Short term volatility was the big loser among the four S&P 500 related volatility indexes as VXST lost over 10% last week. This was more than two times the drop in VIX and more than three times the drop in VXV and VXMT. The result is a pretty darn steep curve indicating concerns about the second half of this year for the stock market are lurking around in option volatility.
Despite the drop in VIX the VIX of VIX rose last week. As I typed that I realized that two of the bigger VIX option trades I saw on Friday involved traders covering short VIX call positions. Keeping that in mind I may be accurate in saying that the higher VVIX is due to the move lower in VIX. Finally, another thing that stood out on the table below was TYVIX managing a gain last week as well as the 10-Year T-Note futures experienced a relatively big drop.
Since VIX remained low and the front two month futures lost value VXX and UVXY were lower and SVXY gained value.
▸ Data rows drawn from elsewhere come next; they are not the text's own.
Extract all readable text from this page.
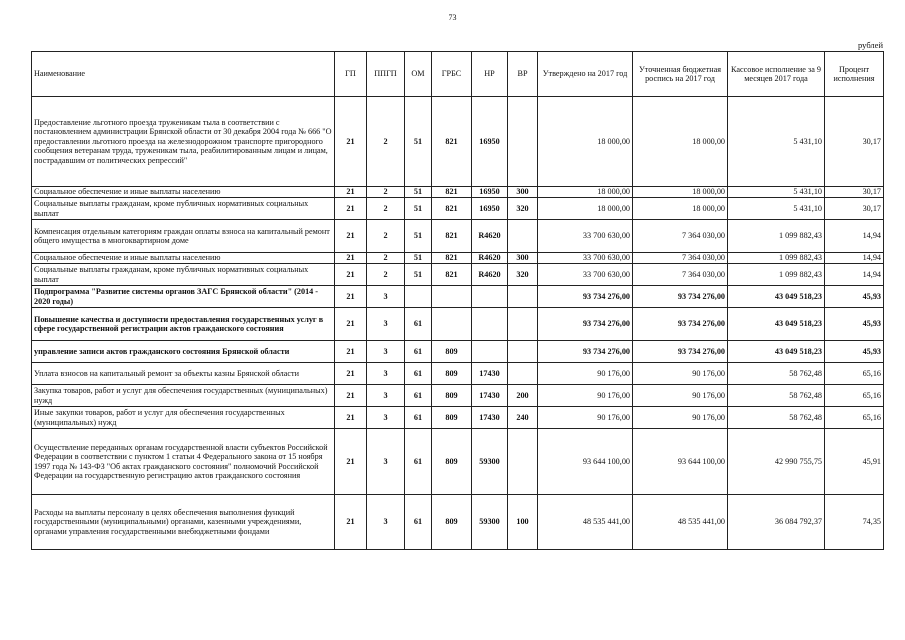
73
рублей
Наименование	ГП	ППГП	ОМ	ГРБС	НР	ВР	Утверждено на 2017 год	Уточненная бюджетная роспись на 2017 год	Кассовое исполнение за 9 месяцев 2017 года	Процент исполнения
Предоставление льготного проезда труженикам тыла в соответствии с постановлением администрации Брянской области от 30 декабря 2004 года № 666 "О предоставлении льготного проезда на железнодорожном транспорте пригородного сообщения ветеранам труда, труженикам тыла, реабилитированным лицам и лицам, пострадавшим от политических репрессий"	21	2	51	821	16950		18 000,00	18 000,00	5 431,10	30,17
Социальное обеспечение и иные выплаты населению	21	2	51	821	16950	300	18 000,00	18 000,00	5 431,10	30,17
Социальные выплаты гражданам, кроме публичных нормативных социальных выплат	21	2	51	821	16950	320	18 000,00	18 000,00	5 431,10	30,17
Компенсация отдельным категориям граждан оплаты взноса на капитальный ремонт общего имущества в многоквартирном доме	21	2	51	821	R4620		33 700 630,00	7 364 030,00	1 099 882,43	14,94
Социальное обеспечение и иные выплаты населению	21	2	51	821	R4620	300	33 700 630,00	7 364 030,00	1 099 882,43	14,94
Социальные выплаты гражданам, кроме публичных нормативных социальных выплат	21	2	51	821	R4620	320	33 700 630,00	7 364 030,00	1 099 882,43	14,94
Подпрограмма "Развитие системы органов ЗАГС Брянской области" (2014 - 2020 годы)	21	3					93 734 276,00	93 734 276,00	43 049 518,23	45,93
Повышение качества и доступности предоставления государственных услуг в сфере государственной регистрации актов гражданского состояния	21	3	61				93 734 276,00	93 734 276,00	43 049 518,23	45,93
управление записи актов гражданского состояния Брянской области	21	3	61	809			93 734 276,00	93 734 276,00	43 049 518,23	45,93
Уплата взносов на капитальный ремонт за объекты казны Брянской области	21	3	61	809	17430		90 176,00	90 176,00	58 762,48	65,16
Закупка товаров, работ и услуг для обеспечения государственных (муниципальных) нужд	21	3	61	809	17430	200	90 176,00	90 176,00	58 762,48	65,16
Иные закупки товаров, работ и услуг для обеспечения государственных (муниципальных) нужд	21	3	61	809	17430	240	90 176,00	90 176,00	58 762,48	65,16
Осуществление переданных органам государственной власти субъектов Российской Федерации в соответствии с пунктом 1 статьи 4 Федерального закона от 15 ноября 1997 года № 143-ФЗ "Об актах гражданского состояния" полномочий Российской Федерации на государственную регистрацию актов гражданского состояния	21	3	61	809	59300		93 644 100,00	93 644 100,00	42 990 755,75	45,91
Расходы на выплаты персоналу в целях обеспечения выполнения функций государственными (муниципальными) органами, казенными учреждениями, органами управления государственными внебюджетными фондами	21	3	61	809	59300	100	48 535 441,00	48 535 441,00	36 084 792,37	74,35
For the year SVXY is now up over 14%, VXX is down almost 42% and UVYX has lost over 76% after being up over 100% for the year.
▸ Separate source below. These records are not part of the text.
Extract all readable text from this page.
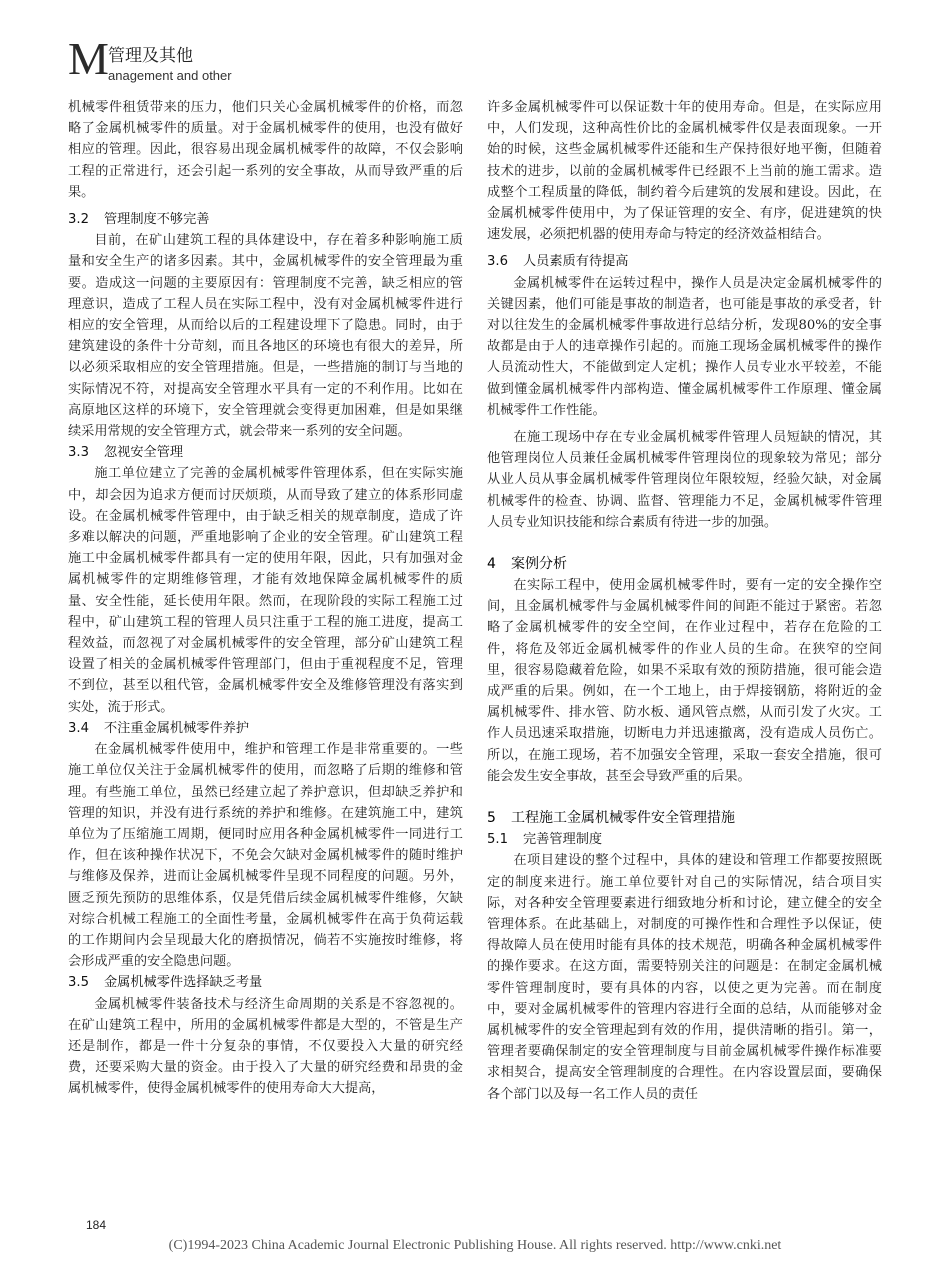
M 管理及其他
anagement and other

机械零件租赁带来的压力，他们只关心金属机械零件的价格，而忽略了金属机械零件的质量。对于金属机械零件的使用，也没有做好相应的管理。因此，很容易出现金属机械零件的故障，不仅会影响工程的正常进行，还会引起一系列的安全事故，从而导致严重的后果。

3.2 管理制度不够完善

目前，在矿山建筑工程的具体建设中，存在着多种影响施工质量和安全生产的诸多因素。其中，金属机械零件的安全管理最为重要。造成这一问题的主要原因有：管理制度不完善，缺乏相应的管理意识，造成了工程人员在实际工程中，没有对金属机械零件进行相应的安全管理，从而给以后的工程建设埋下了隐患。同时，由于建筑建设的条件十分苛刻，而且各地区的环境也有很大的差异，所以必须采取相应的安全管理措施。但是，一些措施的制订与当地的实际情况不符，对提高安全管理水平具有一定的不利作用。比如在高原地区这样的环境下，安全管理就会变得更加困难，但是如果继续采用常规的安全管理方式，就会带来一系列的安全问题。

3.3 忽视安全管理

施工单位建立了完善的金属机械零件管理体系，但在实际实施中，却会因为追求方便而讨厌烦琐，从而导致了建立的体系形同虚设。在金属机械零件管理中，由于缺乏相关的规章制度，造成了许多难以解决的问题，严重地影响了企业的安全管理。矿山建筑工程施工中金属机械零件都具有一定的使用年限，因此，只有加强对金属机械零件的定期维修管理，才能有效地保障金属机械零件的质量、安全性能，延长使用年限。然而，在现阶段的实际工程施工过程中，矿山建筑工程的管理人员只注重于工程的施工进度，提高工程效益，而忽视了对金属机械零件的安全管理，部分矿山建筑工程设置了相关的金属机械零件管理部门，但由于重视程度不足，管理不到位，甚至以租代管，金属机械零件安全及维修管理没有落实到实处，流于形式。

3.4 不注重金属机械零件养护

在金属机械零件使用中，维护和管理工作是非常重要的。一些施工单位仅关注于金属机械零件的使用，而忽略了后期的维修和管理。有些施工单位，虽然已经建立起了养护意识，但却缺乏养护和管理的知识，并没有进行系统的养护和维修。在建筑施工中，建筑单位为了压缩施工周期，便同时应用各种金属机械零件一同进行工作，但在该种操作状况下，不免会欠缺对金属机械零件的随时维护与维修及保养，进而让金属机械零件呈现不同程度的问题。另外，匮乏预先预防的思维体系，仅是凭借后续金属机械零件维修，欠缺对综合机械工程施工的全面性考量，金属机械零件在高于负荷运载的工作期间内会呈现最大化的磨损情况，倘若不实施按时维修，将会形成严重的安全隐患问题。

3.5 金属机械零件选择缺乏考量

金属机械零件装备技术与经济生命周期的关系是不容忽视的。在矿山建筑工程中，所用的金属机械零件都是大型的，不管是生产还是制作，都是一件十分复杂的事情，不仅要投入大量的研究经费，还要采购大量的资金。由于投入了大量的研究经费和昂贵的金属机械零件，使得金属机械零件的使用寿命大大提高，

许多金属机械零件可以保证数十年的使用寿命。但是，在实际应用中，人们发现，这种高性价比的金属机械零件仅是表面现象。一开始的时候，这些金属机械零件还能和生产保持很好地平衡，但随着技术的进步，以前的金属机械零件已经跟不上当前的施工需求。造成整个工程质量的降低，制约着今后建筑的发展和建设。因此，在金属机械零件使用中，为了保证管理的安全、有序，促进建筑的快速发展，必须把机器的使用寿命与特定的经济效益相结合。

3.6 人员素质有待提高

金属机械零件在运转过程中，操作人员是决定金属机械零件的关键因素，他们可能是事故的制造者，也可能是事故的承受者，针对以往发生的金属机械零件事故进行总结分析，发现80%的安全事故都是由于人的违章操作引起的。而施工现场金属机械零件的操作人员流动性大，不能做到定人定机；操作人员专业水平较差，不能做到懂金属机械零件内部构造、懂金属机械零件工作原理、懂金属机械零件工作性能。

在施工现场中存在专业金属机械零件管理人员短缺的情况，其他管理岗位人员兼任金属机械零件管理岗位的现象较为常见；部分从业人员从事金属机械零件管理岗位年限较短，经验欠缺，对金属机械零件的检查、协调、监督、管理能力不足，金属机械零件管理人员专业知识技能和综合素质有待进一步的加强。

4 案例分析

在实际工程中，使用金属机械零件时，要有一定的安全操作空间，且金属机械零件与金属机械零件间的间距不能过于紧密。若忽略了金属机械零件的安全空间，在作业过程中，若存在危险的工件，将危及邻近金属机械零件的作业人员的生命。在狭窄的空间里，很容易隐藏着危险，如果不采取有效的预防措施，很可能会造成严重的后果。例如，在一个工地上，由于焊接钢筋，将附近的金属机械零件、排水管、防水板、通风管点燃，从而引发了火灾。工作人员迅速采取措施，切断电力并迅速撤离，没有造成人员伤亡。所以，在施工现场，若不加强安全管理，采取一套安全措施，很可能会发生安全事故，甚至会导致严重的后果。

5 工程施工金属机械零件安全管理措施
5.1 完善管理制度

在项目建设的整个过程中，具体的建设和管理工作都要按照既定的制度来进行。施工单位要针对自己的实际情况，结合项目实际，对各种安全管理要素进行细致地分析和讨论，建立健全的安全管理体系。在此基础上，对制度的可操作性和合理性予以保证，使得故障人员在使用时能有具体的技术规范，明确各种金属机械零件的操作要求。在这方面，需要特别关注的问题是：在制定金属机械零件管理制度时，要有具体的内容，以使之更为完善。而在制度中，要对金属机械零件的管理内容进行全面的总结，从而能够对金属机械零件的安全管理起到有效的作用，提供清晰的指引。第一，管理者要确保制定的安全管理制度与目前金属机械零件操作标准要求相契合，提高安全管理制度的合理性。在内容设置层面，要确保各个部门以及每一名工作人员的责任

184
(C)1994-2023 China Academic Journal Electronic Publishing House. All rights reserved. http://www.cnki.net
I’ve decided to add a new weekly update to this blog. I’ve neglected many of the other volatility indexes quoted by CBOE so I’m going to include an update of the performance of those indexes as a final piece to this blog. I sorted last week’s volatility index performance from biggest gain to biggest loss and the winner on the upside was VXIBM. This is a function of IBM reporting earnings this coming week and I wouldn’t be surprised to see VXIBM on the other side of this table next week. The big loser was VXEFA which may be best described as a representation of all developed markets outside of North America. I’m going to attribute this to a resumption of normalcy in Europe after the final panic about Brexit came out of the markets.